- Directed by: John Chester
- Produced by: Brian Altounian (consulting producer) John Chester (executive producer) Capella Fahoome Joy Kecken (consulting producer) Jim Lefter Thea Maichle (associate producer) Malcolm McLean (field producer) Andre Miller (executive producer) Molly Schreck David Riordan (executive producer)
- Starring: Mark Normand John Chester Andre Miller Jim Lefter Capella Fahoome Molly Schreckengost
- Cinematography: Cucillo Consad (director of photography) Roy Heisler Carmine Falzarano Malcolm McLean
- Edited by: Angie Edinger Amy Wilson John Chester
- Release date: 2007;
- Running time: 81 minutes
- Country: United States
- Language: English

= Lost in Woonsocket =

Lost in Woonsocket is a documentary feature film directed by John Chester.

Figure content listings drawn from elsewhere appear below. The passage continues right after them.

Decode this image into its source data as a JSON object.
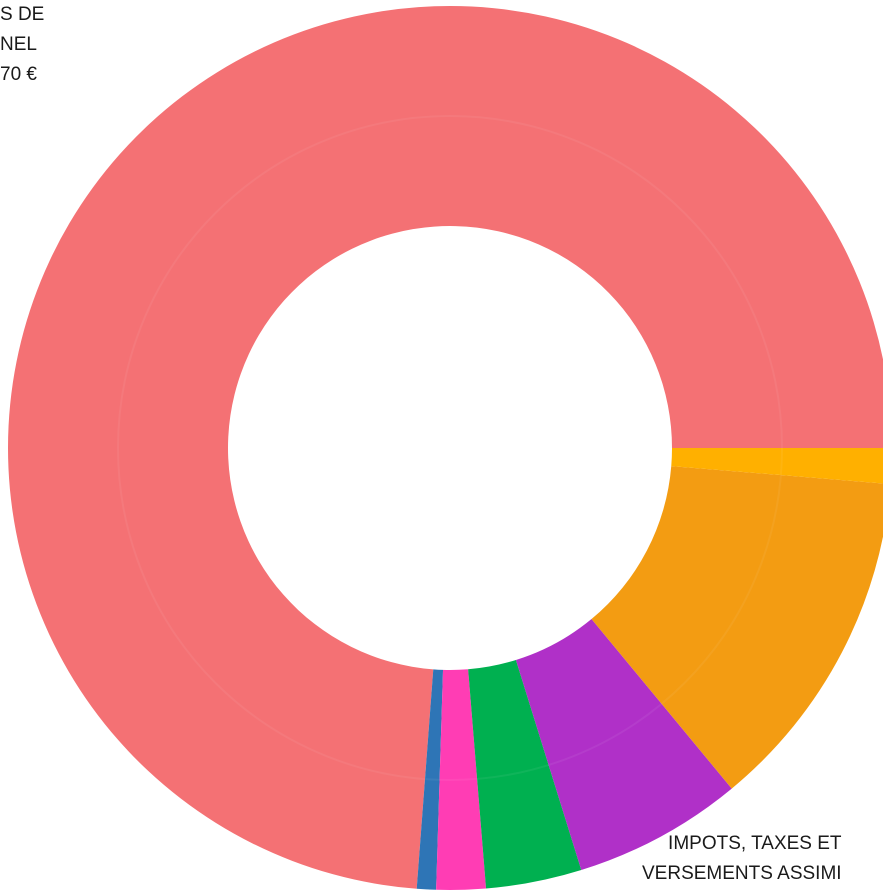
{
  "chart_data": {
    "type": "pie",
    "style": "donut",
    "start_direction": "east",
    "direction": "counterclockwise",
    "units": "percent",
    "series": [
      {
        "name": "",
        "value": 73.8,
        "color": "#F47174"
      },
      {
        "name": "",
        "value": 0.7,
        "color": "#2E75B6"
      },
      {
        "name": "",
        "value": 1.8,
        "color": "#FF3DB4"
      },
      {
        "name": "",
        "value": 3.5,
        "color": "#00B050"
      },
      {
        "name": "",
        "value": 6.2,
        "color": "#B030C8"
      },
      {
        "name": "",
        "value": 12.7,
        "color": "#F39C12"
      },
      {
        "name": "",
        "value": 1.3,
        "color": "#FFB000"
      }
    ],
    "annotations": [
      {
        "id": "top-left",
        "lines": [
          "S DE",
          "NEL",
          "70 €"
        ]
      },
      {
        "id": "bottom-right",
        "lines": [
          "IMPOTS, TAXES ET",
          "VERSEMENTS ASSIMI"
        ]
      }
    ]
  }
}
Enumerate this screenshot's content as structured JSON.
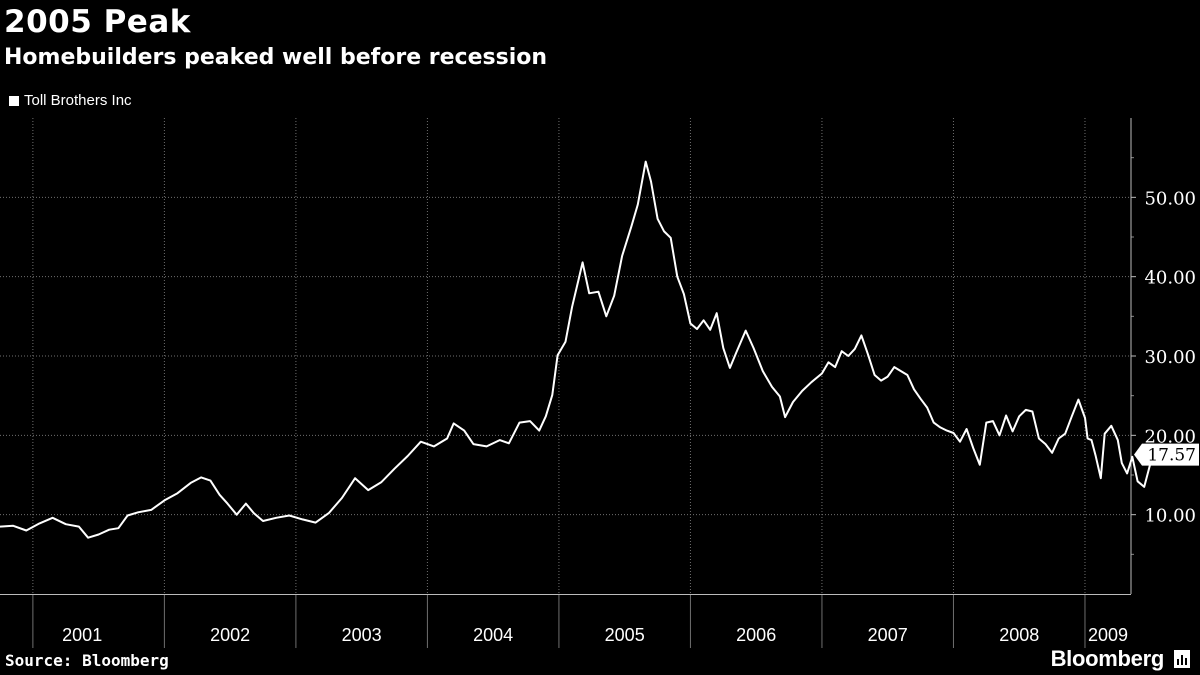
{
  "header": {
    "title": "2005 Peak",
    "subtitle": "Homebuilders peaked well before recession"
  },
  "legend": {
    "label": "Toll Brothers Inc"
  },
  "footer": {
    "source": "Source: Bloomberg",
    "brand": "Bloomberg",
    "brand_icon": "bloomberg-chart-icon"
  },
  "colors": {
    "background": "#000000",
    "line": "#ffffff",
    "grid": "#6f6f6f"
  },
  "chart_data": {
    "type": "line",
    "title": "2005 Peak",
    "subtitle": "Homebuilders peaked well before recession",
    "xlabel": "",
    "ylabel": "",
    "xlim": [
      2000.75,
      2009.35
    ],
    "ylim": [
      0,
      60
    ],
    "yticks": [
      10,
      20,
      30,
      40,
      50
    ],
    "ytick_labels": [
      "10.00",
      "20.00",
      "30.00",
      "40.00",
      "50.00"
    ],
    "x_categories": [
      "2001",
      "2002",
      "2003",
      "2004",
      "2005",
      "2006",
      "2007",
      "2008",
      "2009"
    ],
    "x_boundaries": [
      2001,
      2002,
      2003,
      2004,
      2005,
      2006,
      2007,
      2008,
      2009
    ],
    "grid": true,
    "y_axis_position": "right",
    "last_value_label": "17.57",
    "series": [
      {
        "name": "Toll Brothers Inc",
        "points": [
          [
            2000.75,
            8.5
          ],
          [
            2000.85,
            8.6
          ],
          [
            2000.95,
            8.0
          ],
          [
            2001.05,
            8.9
          ],
          [
            2001.15,
            9.6
          ],
          [
            2001.25,
            8.8
          ],
          [
            2001.35,
            8.5
          ],
          [
            2001.42,
            7.1
          ],
          [
            2001.5,
            7.5
          ],
          [
            2001.58,
            8.1
          ],
          [
            2001.65,
            8.3
          ],
          [
            2001.72,
            9.9
          ],
          [
            2001.8,
            10.3
          ],
          [
            2001.9,
            10.6
          ],
          [
            2002.0,
            11.8
          ],
          [
            2002.1,
            12.7
          ],
          [
            2002.2,
            14.0
          ],
          [
            2002.28,
            14.7
          ],
          [
            2002.35,
            14.3
          ],
          [
            2002.42,
            12.5
          ],
          [
            2002.48,
            11.4
          ],
          [
            2002.55,
            10.0
          ],
          [
            2002.62,
            11.4
          ],
          [
            2002.68,
            10.2
          ],
          [
            2002.75,
            9.2
          ],
          [
            2002.85,
            9.6
          ],
          [
            2002.95,
            9.9
          ],
          [
            2003.05,
            9.4
          ],
          [
            2003.15,
            9.0
          ],
          [
            2003.25,
            10.2
          ],
          [
            2003.35,
            12.1
          ],
          [
            2003.45,
            14.6
          ],
          [
            2003.55,
            13.1
          ],
          [
            2003.65,
            14.1
          ],
          [
            2003.75,
            15.8
          ],
          [
            2003.85,
            17.4
          ],
          [
            2003.95,
            19.2
          ],
          [
            2004.05,
            18.6
          ],
          [
            2004.15,
            19.6
          ],
          [
            2004.2,
            21.5
          ],
          [
            2004.28,
            20.6
          ],
          [
            2004.35,
            18.9
          ],
          [
            2004.45,
            18.6
          ],
          [
            2004.55,
            19.4
          ],
          [
            2004.62,
            19.0
          ],
          [
            2004.7,
            21.6
          ],
          [
            2004.78,
            21.8
          ],
          [
            2004.85,
            20.6
          ],
          [
            2004.9,
            22.4
          ],
          [
            2004.95,
            25.1
          ],
          [
            2004.99,
            30.1
          ],
          [
            2005.05,
            31.8
          ],
          [
            2005.1,
            36.2
          ],
          [
            2005.15,
            39.7
          ],
          [
            2005.18,
            41.8
          ],
          [
            2005.23,
            37.9
          ],
          [
            2005.3,
            38.1
          ],
          [
            2005.36,
            35.0
          ],
          [
            2005.42,
            37.6
          ],
          [
            2005.48,
            42.6
          ],
          [
            2005.55,
            46.3
          ],
          [
            2005.6,
            49.1
          ],
          [
            2005.66,
            54.5
          ],
          [
            2005.7,
            52.0
          ],
          [
            2005.75,
            47.3
          ],
          [
            2005.8,
            45.7
          ],
          [
            2005.85,
            44.9
          ],
          [
            2005.9,
            40.0
          ],
          [
            2005.95,
            37.8
          ],
          [
            2006.0,
            34.1
          ],
          [
            2006.05,
            33.4
          ],
          [
            2006.1,
            34.5
          ],
          [
            2006.15,
            33.3
          ],
          [
            2006.2,
            35.4
          ],
          [
            2006.25,
            31.0
          ],
          [
            2006.3,
            28.5
          ],
          [
            2006.35,
            30.5
          ],
          [
            2006.42,
            33.2
          ],
          [
            2006.48,
            31.0
          ],
          [
            2006.55,
            28.1
          ],
          [
            2006.62,
            26.1
          ],
          [
            2006.68,
            24.9
          ],
          [
            2006.72,
            22.3
          ],
          [
            2006.78,
            24.2
          ],
          [
            2006.85,
            25.6
          ],
          [
            2006.92,
            26.7
          ],
          [
            2007.0,
            27.8
          ],
          [
            2007.05,
            29.2
          ],
          [
            2007.1,
            28.6
          ],
          [
            2007.15,
            30.6
          ],
          [
            2007.2,
            30.0
          ],
          [
            2007.25,
            30.9
          ],
          [
            2007.3,
            32.6
          ],
          [
            2007.35,
            30.2
          ],
          [
            2007.4,
            27.6
          ],
          [
            2007.45,
            26.9
          ],
          [
            2007.5,
            27.4
          ],
          [
            2007.55,
            28.6
          ],
          [
            2007.6,
            28.1
          ],
          [
            2007.65,
            27.6
          ],
          [
            2007.7,
            25.8
          ],
          [
            2007.75,
            24.6
          ],
          [
            2007.8,
            23.5
          ],
          [
            2007.85,
            21.6
          ],
          [
            2007.9,
            21.0
          ],
          [
            2007.95,
            20.6
          ],
          [
            2008.0,
            20.3
          ],
          [
            2008.05,
            19.2
          ],
          [
            2008.1,
            20.8
          ],
          [
            2008.15,
            18.4
          ],
          [
            2008.2,
            16.3
          ],
          [
            2008.25,
            21.6
          ],
          [
            2008.3,
            21.8
          ],
          [
            2008.35,
            20.0
          ],
          [
            2008.4,
            22.5
          ],
          [
            2008.45,
            20.5
          ],
          [
            2008.5,
            22.4
          ],
          [
            2008.55,
            23.2
          ],
          [
            2008.6,
            23.0
          ],
          [
            2008.65,
            19.6
          ],
          [
            2008.7,
            18.9
          ],
          [
            2008.75,
            17.8
          ],
          [
            2008.8,
            19.6
          ],
          [
            2008.85,
            20.2
          ],
          [
            2008.9,
            22.4
          ],
          [
            2008.95,
            24.5
          ],
          [
            2009.0,
            22.2
          ],
          [
            2009.02,
            19.6
          ],
          [
            2009.05,
            19.4
          ],
          [
            2009.08,
            17.5
          ],
          [
            2009.12,
            14.6
          ],
          [
            2009.15,
            20.2
          ],
          [
            2009.2,
            21.2
          ],
          [
            2009.25,
            19.4
          ],
          [
            2009.28,
            16.5
          ],
          [
            2009.32,
            15.2
          ],
          [
            2009.36,
            17.3
          ],
          [
            2009.4,
            14.2
          ],
          [
            2009.45,
            13.5
          ],
          [
            2009.5,
            16.6
          ],
          [
            2009.55,
            17.57
          ]
        ]
      }
    ]
  }
}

It stars Chester and Andre Miller, co-creators of the A&E Network documentary series Random 1, from which the film draws much of its content. It concerns Mark and Normand, characters featured in episodes 4 and 10 of Random 1's single season, and their attempts to stay sober after being brought out of destitution by Chester, Miller, and the Random 1 organization. Though Random 1 was not renewed after its season finale, Chester and Miller continued filming Mark and Normand in their hometown of Woonsocket, Rhode Island, and this new footage makes up the final third of the film.

It premiered at the South by Southwest film festival in 2007.